みんなもどこか行くの、と聞こうとしたら、その前に、私の一番近くに座っていた子が「私、あさってから、『オジバガエリ』に行くの」と言い出した。
ん?オジバガエリ?
次の瞬間、それは『オジバガエリ』ではなく『オヂバガエリ』、つまり『おぢばがえり』だとピンときたが、ほかの子どもたちは「それ、どこにあるの」とか「それ、何」と口々に聞き出した。
当の彼女は、それでも説明しにくいんだろう。あるいは、うかつに説明したらまずいと何となく察知しているかもしれない。ほかの子たちの質問には答えなかった。私も、どう返答したらいいか分からなかった。
「毎年、行くの」
「うん」
これで、この会話は終わった。
これ以上、私は何も言えなかった。
彼女は、スイミングで会うだけの知らない大人である私に「おぢばがえりに行く」と行った。
決して、嫌々行くという感じではなかった。
むしろ、友だちには言えないが、大人の私には聞いてほしかったのではないかと思った。そして、「すごいね、えらいね」と言ってもらえることを期待していたのではないか。

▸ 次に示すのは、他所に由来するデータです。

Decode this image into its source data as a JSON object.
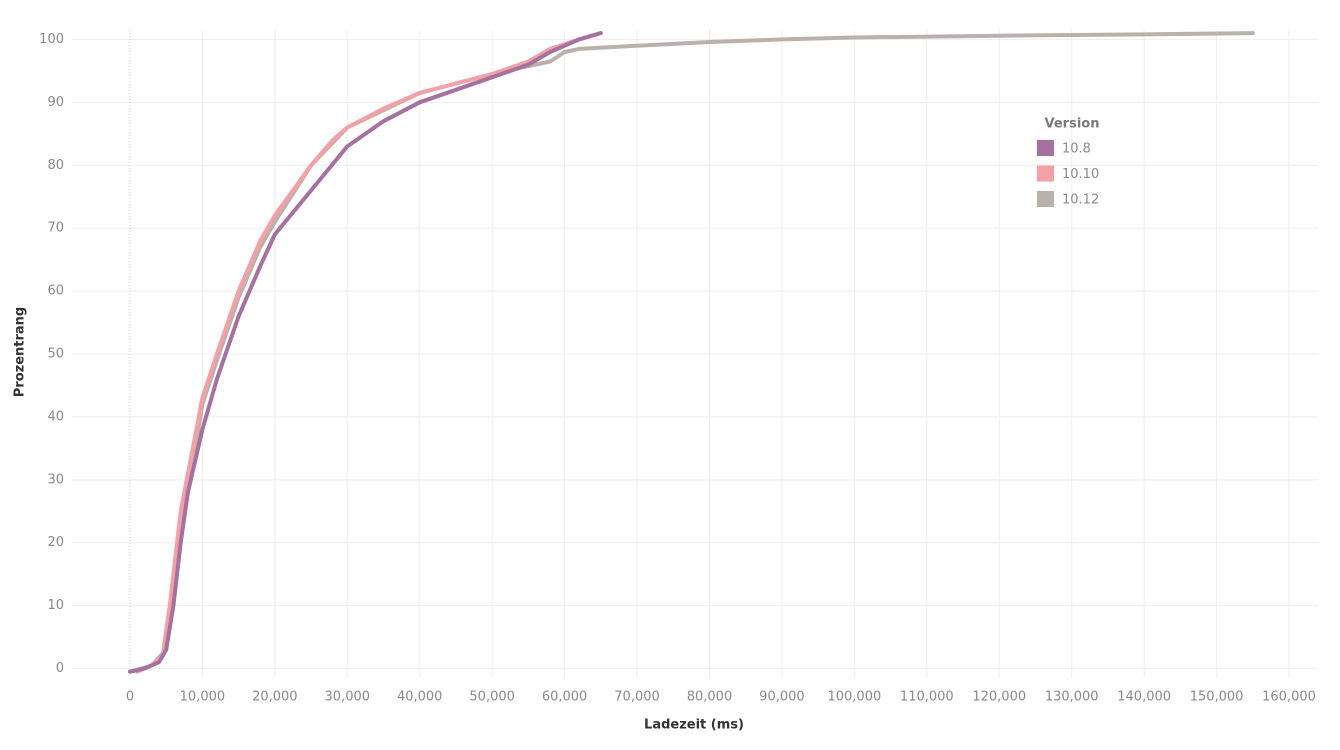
{
  "chart_data": {
    "type": "line",
    "x_label": "Ladezeit (ms)",
    "y_label": "Prozentrang",
    "legend_title": "Version",
    "legend_position": "upper right",
    "grid": true,
    "xlim": [
      -8000,
      164000
    ],
    "ylim": [
      -1.5,
      101.5
    ],
    "xticks": [
      {
        "value": 0,
        "label": "0"
      },
      {
        "value": 10000,
        "label": "10,000"
      },
      {
        "value": 20000,
        "label": "20,000"
      },
      {
        "value": 30000,
        "label": "30,000"
      },
      {
        "value": 40000,
        "label": "40,000"
      },
      {
        "value": 50000,
        "label": "50,000"
      },
      {
        "value": 60000,
        "label": "60,000"
      },
      {
        "value": 70000,
        "label": "70,000"
      },
      {
        "value": 80000,
        "label": "80,000"
      },
      {
        "value": 90000,
        "label": "90,000"
      },
      {
        "value": 100000,
        "label": "100,000"
      },
      {
        "value": 110000,
        "label": "110,000"
      },
      {
        "value": 120000,
        "label": "120,000"
      },
      {
        "value": 130000,
        "label": "130,000"
      },
      {
        "value": 140000,
        "label": "140,000"
      },
      {
        "value": 150000,
        "label": "150,000"
      },
      {
        "value": 160000,
        "label": "160,000"
      }
    ],
    "yticks": [
      0,
      10,
      20,
      30,
      40,
      50,
      60,
      70,
      80,
      90,
      100
    ],
    "series": [
      {
        "name": "10.12",
        "color": "#bab0ac",
        "x": [
          0,
          3000,
          5000,
          6000,
          7000,
          9000,
          10000,
          12000,
          15000,
          18000,
          20000,
          25000,
          30000,
          40000,
          50000,
          54000,
          58000,
          60000,
          62000,
          70000,
          80000,
          90000,
          100000,
          120000,
          140000,
          155000
        ],
        "values": [
          -0.5,
          0.5,
          3,
          12,
          22,
          35,
          42,
          49,
          59,
          67,
          71,
          80,
          86,
          91.5,
          94.5,
          95.5,
          96.5,
          98,
          98.5,
          99,
          99.6,
          100,
          100.3,
          100.6,
          100.8,
          101
        ]
      },
      {
        "name": "10.10",
        "color": "#f4a0a7",
        "x": [
          1000,
          3000,
          4500,
          5500,
          7000,
          9000,
          10000,
          12000,
          15000,
          18000,
          20000,
          25000,
          28000,
          30000,
          35000,
          40000,
          45000,
          50000,
          55000,
          58000,
          62000
        ],
        "values": [
          -0.5,
          0.5,
          2,
          10,
          25,
          37,
          43,
          50,
          60,
          68,
          72,
          80,
          84,
          86,
          89,
          91.5,
          93,
          94.5,
          96.5,
          98.5,
          100
        ]
      },
      {
        "name": "10.8",
        "color": "#a5729f",
        "x": [
          0,
          2000,
          4000,
          5000,
          6000,
          7000,
          8000,
          10000,
          12000,
          15000,
          18000,
          20000,
          25000,
          30000,
          35000,
          40000,
          45000,
          50000,
          55000,
          58000,
          62000,
          65000
        ],
        "values": [
          -0.5,
          0,
          1,
          3,
          10,
          20,
          28,
          38,
          46,
          56,
          64,
          69,
          76,
          83,
          87,
          90,
          92,
          94,
          96,
          98,
          100,
          101
        ]
      }
    ]
  }
}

そうしたら、ほかの子にも、「おぢばがえり」を堂々と説明できた。
なのに、当てが外れてしまった。
もちろん、私には、おぢばがえりをどうこう言うことはできないし、言えるほど内容を知らないし、彼女をおぢばがえりに行かせるのはその家庭の自由だ。
だけど、このサウナの中の雰囲気は何なんだ。そして、私の何とも言えない複雑な気持ちは。
彼女が大人になったとき、自分の意思で自分の信条を決められるようにあってほしい。
これもまた、全くもって余計なお世話なのだが。